Justice

BREAKING: Cleveland Judge Finds Probable Cause in Tamir Rice's Death

June 11th 2015

A municipal judge in Cleveland has found probable cause to charge two police officers in the shooting death of 12-year-old Tamir Rice last year, the New York Times is reporting.

In the surprising announcement, judge Ronald Adrine said he saw grounds to charge officer Timothy Leohmann with murder, manslaughter, and reckless homicide, the Guardian reports. Adrine also said that there was probable cause to charge Frank Garmback, Leohmann's partner, with negligent homicide. Although Leohmann shot and killed Rice on November 22, 2014, Garmback was present. 

The announcement came about by way of a little-used Ohio law which gives citizens "having knowledge of the facts" the opportunity to file an affidavit directly with the court, bypassing police and prosecutors in the process, according to the New York Times. But Adrine said Thursday that owing to a State Supreme Court rule, the court was not able to issue warrants for the officers' arrests without a prosecutor's filing, explaining that "this court determines that complaints should be filed by the prosecutor of the City of Cleveland and/or the Cuyahoga County prosecutor." 

Petitioners argued that they had "knowledge of the facts" after watching a video of Rice's killing, which went viral shortly after the incident last year. In the video, Rice can be seen holding a toy pellet gun in a park. A 911 call was placed stating that Rice was wandering around with the gun, but the caller did note that it could be a toy -- a fact that seemingly never made it from the dispatcher to the responding officers.
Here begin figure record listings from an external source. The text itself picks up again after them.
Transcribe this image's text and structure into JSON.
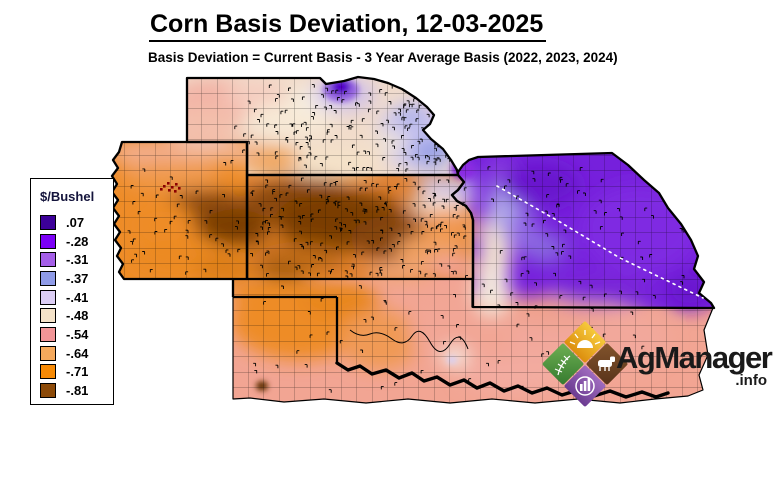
{
  "header": {
    "title": "Corn Basis Deviation, 12-03-2025",
    "subtitle": "Basis Deviation = Current Basis - 3 Year Average Basis (2022, 2023, 2024)"
  },
  "legend": {
    "title": "$/Bushel",
    "entries": [
      {
        "label": ".07",
        "color": "#3C0099"
      },
      {
        "label": "-.28",
        "color": "#7B00F7"
      },
      {
        "label": "-.31",
        "color": "#A55FE8"
      },
      {
        "label": "-.37",
        "color": "#8F9BE8"
      },
      {
        "label": "-.41",
        "color": "#DCCEF5"
      },
      {
        "label": "-.48",
        "color": "#F5E3C9"
      },
      {
        "label": "-.54",
        "color": "#F29597"
      },
      {
        "label": "-.64",
        "color": "#F5A95C"
      },
      {
        "label": "-.71",
        "color": "#F78A05"
      },
      {
        "label": "-.81",
        "color": "#8C4A08"
      }
    ]
  },
  "map": {
    "regions": [
      "Colorado",
      "Nebraska",
      "Kansas",
      "Oklahoma",
      "Missouri"
    ]
  },
  "logo": {
    "name": "AgManager",
    "suffix": ".info",
    "colors": {
      "sun": "#E8A21A",
      "wheat": "#4E9A3E",
      "cattle": "#6B4423",
      "chart": "#7B4FA0"
    }
  }
}
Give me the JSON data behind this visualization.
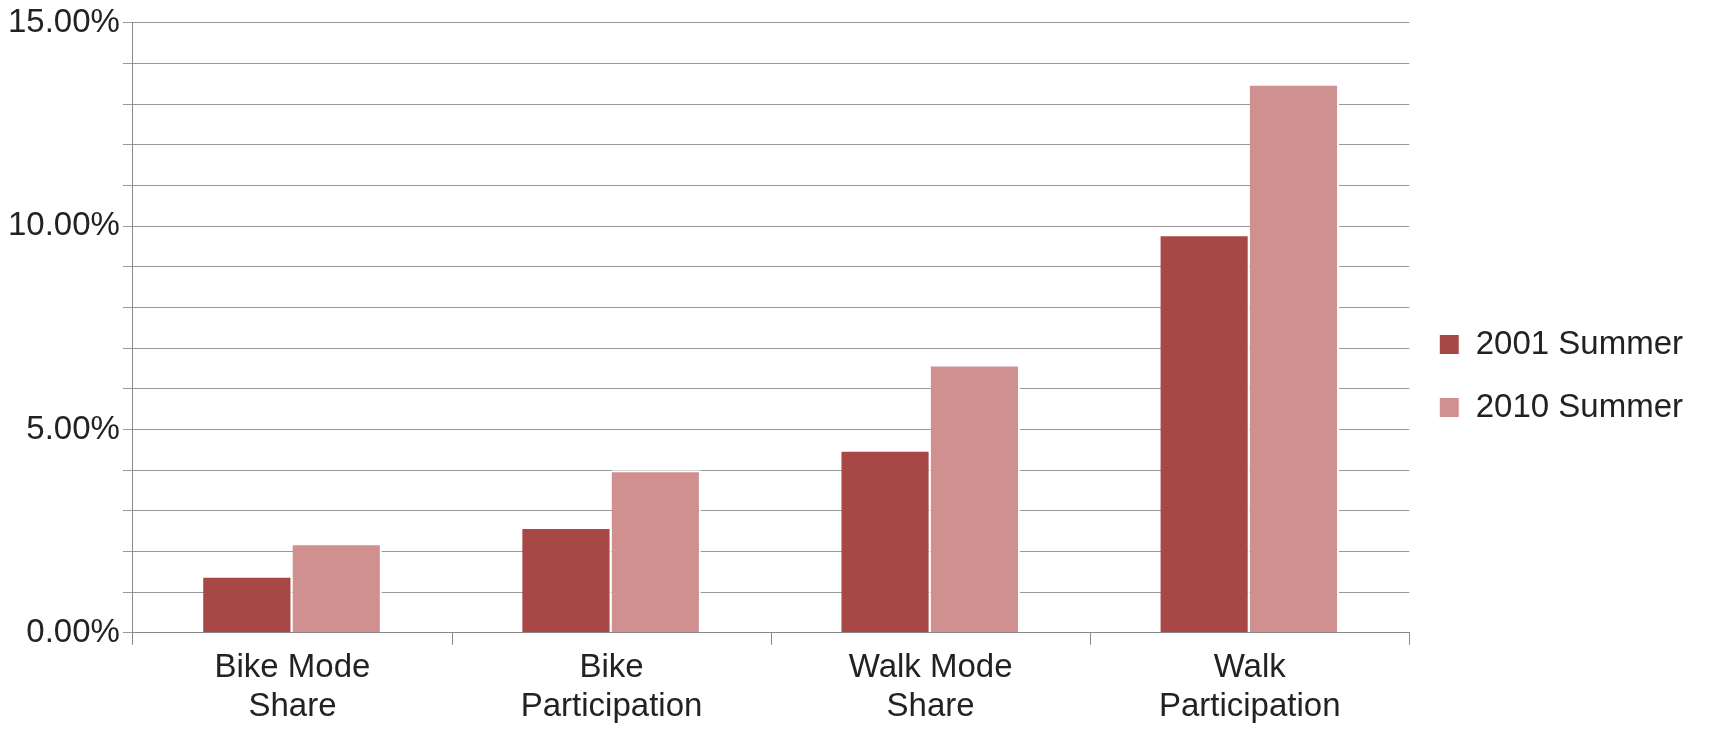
{
  "chart_data": {
    "type": "bar",
    "categories": [
      "Bike Mode Share",
      "Bike Participation",
      "Walk Mode Share",
      "Walk Participation"
    ],
    "series": [
      {
        "name": "2001 Summer",
        "color": "#a84846",
        "values": [
          1.4,
          2.6,
          4.5,
          9.8
        ]
      },
      {
        "name": "2010 Summer",
        "color": "#d09090",
        "values": [
          2.2,
          4.0,
          6.6,
          13.5
        ]
      }
    ],
    "ylim": [
      0,
      15
    ],
    "yticks": [
      {
        "value": 0,
        "label": "0.00%"
      },
      {
        "value": 1,
        "label": null
      },
      {
        "value": 2,
        "label": null
      },
      {
        "value": 3,
        "label": null
      },
      {
        "value": 4,
        "label": null
      },
      {
        "value": 5,
        "label": "5.00%"
      },
      {
        "value": 6,
        "label": null
      },
      {
        "value": 7,
        "label": null
      },
      {
        "value": 8,
        "label": null
      },
      {
        "value": 9,
        "label": null
      },
      {
        "value": 10,
        "label": "10.00%"
      },
      {
        "value": 11,
        "label": null
      },
      {
        "value": 12,
        "label": null
      },
      {
        "value": 13,
        "label": null
      },
      {
        "value": 14,
        "label": null
      },
      {
        "value": 15,
        "label": "15.00%"
      }
    ],
    "grid": "y",
    "legend": "right"
  }
}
Leohmann and Garmback apparently thought it was real, and within seconds of the patrol car pulling into the playground where Rice was, officer Leohmann shot and killed the 12-year-old.

Judge Adrine said of the video, in a 10-page ruling on Thursday, that he was "still thunderstuck by how quickly this event turned deadly," adding that Rice was given "little if any time" to comply with the officers, and that he made no "furtive movement." "Literally, the entire encounter is over in an instant," he wrote.

Rice family attorney Walter Madison told the Guardian that the announcement was a positive step. "We are very much relieved and it is a step towards procedural justice and people having access to their government," he said, adding that the decision illustrated that "the police are public servants and not the public's master." 

As the Times notes, the court's clout over influencing prosecutors to file a complaint on Adrine's recommendations is yet undetermined.